Der wiederum bezieht sich auf Absatz eins, dieser Absatz eins beschränkt die Regeln auf „Zusammentreffen von Personen im öffentlichen Raum.“ Kurz also: Die Regel gilt nicht für private Treffen. Es bleibt beim nackten Appell. Die Regierung Laschet hält sich mal wieder zurück. Sie geht eine gefährliche Wette mit ihrem Lieblingsprinzip Eigenverantwortung ein. Wie schnell das schief gehen kann, zeigte zuletzt der Touristenansturm in der Eifel.

Private Treffen in der Corona-Pandemie: Respektvoller wäre ein Verbot

Denkbar ist, dass die Landesregierung nichts dagegen hat, wenn der Satz hier und da falsch interpretiert wird, wenn angenommen wird, die Regel gelte auch für den privaten Bereich.
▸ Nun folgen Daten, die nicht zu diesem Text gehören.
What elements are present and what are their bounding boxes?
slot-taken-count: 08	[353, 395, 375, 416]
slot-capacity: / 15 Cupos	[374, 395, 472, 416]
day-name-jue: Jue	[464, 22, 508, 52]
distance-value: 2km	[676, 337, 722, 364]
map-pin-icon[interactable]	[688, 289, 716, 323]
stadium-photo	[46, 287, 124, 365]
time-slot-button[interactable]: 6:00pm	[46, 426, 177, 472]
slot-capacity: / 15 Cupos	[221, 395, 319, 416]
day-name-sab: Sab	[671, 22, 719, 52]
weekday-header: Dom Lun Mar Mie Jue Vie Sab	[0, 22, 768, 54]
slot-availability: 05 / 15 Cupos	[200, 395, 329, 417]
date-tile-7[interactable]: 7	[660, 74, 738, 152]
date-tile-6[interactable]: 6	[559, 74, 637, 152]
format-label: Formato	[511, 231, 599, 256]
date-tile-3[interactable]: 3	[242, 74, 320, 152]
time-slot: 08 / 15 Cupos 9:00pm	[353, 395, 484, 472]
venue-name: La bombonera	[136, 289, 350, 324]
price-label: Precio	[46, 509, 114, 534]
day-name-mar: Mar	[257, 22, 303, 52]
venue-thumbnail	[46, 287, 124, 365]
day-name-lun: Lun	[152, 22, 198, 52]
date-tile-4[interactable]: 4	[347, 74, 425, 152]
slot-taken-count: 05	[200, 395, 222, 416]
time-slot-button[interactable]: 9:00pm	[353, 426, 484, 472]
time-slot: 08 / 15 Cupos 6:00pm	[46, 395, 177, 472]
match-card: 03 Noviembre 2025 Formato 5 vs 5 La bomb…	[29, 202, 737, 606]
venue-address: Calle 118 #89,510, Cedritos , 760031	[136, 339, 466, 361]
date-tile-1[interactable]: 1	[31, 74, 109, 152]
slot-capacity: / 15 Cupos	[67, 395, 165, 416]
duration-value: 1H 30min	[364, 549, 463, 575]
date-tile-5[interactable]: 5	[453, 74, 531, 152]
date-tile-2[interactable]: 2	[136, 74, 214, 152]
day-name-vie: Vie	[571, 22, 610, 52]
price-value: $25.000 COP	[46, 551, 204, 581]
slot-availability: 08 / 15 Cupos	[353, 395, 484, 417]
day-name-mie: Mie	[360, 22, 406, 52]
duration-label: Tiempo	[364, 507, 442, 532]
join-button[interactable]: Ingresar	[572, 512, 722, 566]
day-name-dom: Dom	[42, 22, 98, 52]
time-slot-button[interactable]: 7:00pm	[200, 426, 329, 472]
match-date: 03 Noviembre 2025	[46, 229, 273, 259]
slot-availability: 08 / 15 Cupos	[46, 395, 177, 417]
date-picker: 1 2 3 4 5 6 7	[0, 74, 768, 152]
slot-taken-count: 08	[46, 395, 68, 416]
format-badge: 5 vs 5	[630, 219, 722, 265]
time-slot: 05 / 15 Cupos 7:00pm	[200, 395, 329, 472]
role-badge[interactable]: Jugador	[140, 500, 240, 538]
Diese Lesart ist für Nicht-Juristen naheliegend und sie führt zu weniger Treffen, zu weniger Infektionen, das hilft in der Bewältigung der Krise.

Doch sinnvoller und ehrlicher als nützliche Missverständnisse wäre ein klares Verbot ausufernder Privattreffen. Es wäre all jenen gegenüber respektvoll, die sich an geltende Regeln halten möchten, um in der Krise ihren Beitrag zu leisten.

Vertrauen ist im Kampf gegen das Virus eine knappe Ressource. Die juristische Spielerei wird etwas davon kosten, die widersprüchliche Kommunikation auch. Noch steht die Mehrheit hinter den notwendigen Maßnahmen. Damit das so bleibt, braucht es mehr Klarheit und Konsequenz in den Corona-Beschlüssen der Landesregierung.